Of course, when was the last time you actually read Have those annoying pop-ups?
“Overall, there is no data privacy,” Terry said. “We’ve been living in a digital life for decades, and people have been sharing so much information… without really knowing what happens to that information,” Coyle continued. “Many of us signed these agreements without knowing where AI would be today.”
All that’s needed to sign your data over for potential AI training is a simple Terms of Service update notification — another pop-up that you likely didn’t read before clicking “Agree.”
OpenAI wants to buy access to vast swaths of the internet
If Automattic completes its deal with OpenAI, Midjourney, or any other artificial intelligence company, some of these exact same update alerts will probably pop up on millions of email inboxes and websites, and most people will reflexively dismiss them Shut out. But some researchers believe that even offering voluntary opt-out is not enough in this case.
“Most users are likely unaware that this is an option and/or that the collaboration with OpenAI/Midjourney is happening,” Alexis Shore, a Boston University researcher who focuses on technology policy and communication research, wrote to us pop science. “In this sense, it makes no sense to provide users with this opt-out option when the default settings allow AI crawling.”

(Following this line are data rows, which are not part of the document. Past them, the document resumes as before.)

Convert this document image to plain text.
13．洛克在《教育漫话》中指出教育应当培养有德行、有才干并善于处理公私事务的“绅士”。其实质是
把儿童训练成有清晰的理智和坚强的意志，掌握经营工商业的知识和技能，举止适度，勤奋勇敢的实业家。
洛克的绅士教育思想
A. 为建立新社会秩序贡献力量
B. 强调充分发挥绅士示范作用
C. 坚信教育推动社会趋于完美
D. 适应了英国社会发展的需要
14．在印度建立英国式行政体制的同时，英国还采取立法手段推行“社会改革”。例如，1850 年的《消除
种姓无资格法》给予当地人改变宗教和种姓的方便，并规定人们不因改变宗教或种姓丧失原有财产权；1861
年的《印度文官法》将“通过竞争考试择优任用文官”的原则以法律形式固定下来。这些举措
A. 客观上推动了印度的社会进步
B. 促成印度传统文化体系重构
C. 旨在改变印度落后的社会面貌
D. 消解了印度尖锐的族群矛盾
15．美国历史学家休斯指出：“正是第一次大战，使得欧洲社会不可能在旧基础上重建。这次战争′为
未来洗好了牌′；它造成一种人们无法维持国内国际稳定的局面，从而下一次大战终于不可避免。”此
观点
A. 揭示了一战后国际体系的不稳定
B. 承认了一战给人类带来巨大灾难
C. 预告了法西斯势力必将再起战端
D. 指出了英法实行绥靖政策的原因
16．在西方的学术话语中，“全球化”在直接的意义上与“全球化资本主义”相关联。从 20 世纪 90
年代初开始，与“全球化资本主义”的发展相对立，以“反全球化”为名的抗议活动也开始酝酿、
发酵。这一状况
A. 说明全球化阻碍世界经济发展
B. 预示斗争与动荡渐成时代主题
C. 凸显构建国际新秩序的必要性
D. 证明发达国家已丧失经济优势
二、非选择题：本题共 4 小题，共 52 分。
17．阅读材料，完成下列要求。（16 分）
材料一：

Experts such as Shore and Coyle believe that one potential solution is a reversal of approach – switching from voluntary opt-outs to opt-ins, which is increasingly the case for EU internet users due to the EU’s General Data Protection Regulation (GDPR). many. Unfortunately, U.S. lawmakers have yet to make much progress on anything approaching this level of oversight.
If you have enough evidence to prove your case, your next option is to take legal action. Although copyright infringement lawsuits against companies like OpenAI are increasing, it will take several years for their legal precedent to be established. Until then, it’s anyone’s guess what impact the AI industry will have on the digital landscape and your privacy. Terry compared the moment to the gold rush of the 19th century.
“They’re going all out now while they still can,” he said. “You’re going out there now to stake your claim, and you’re putting everything you can into that machine so that later, when that’s a [legal] The problem has been solved. “
As of this writing, neither OpenAI nor Midjourney responded to multiple requests for comment.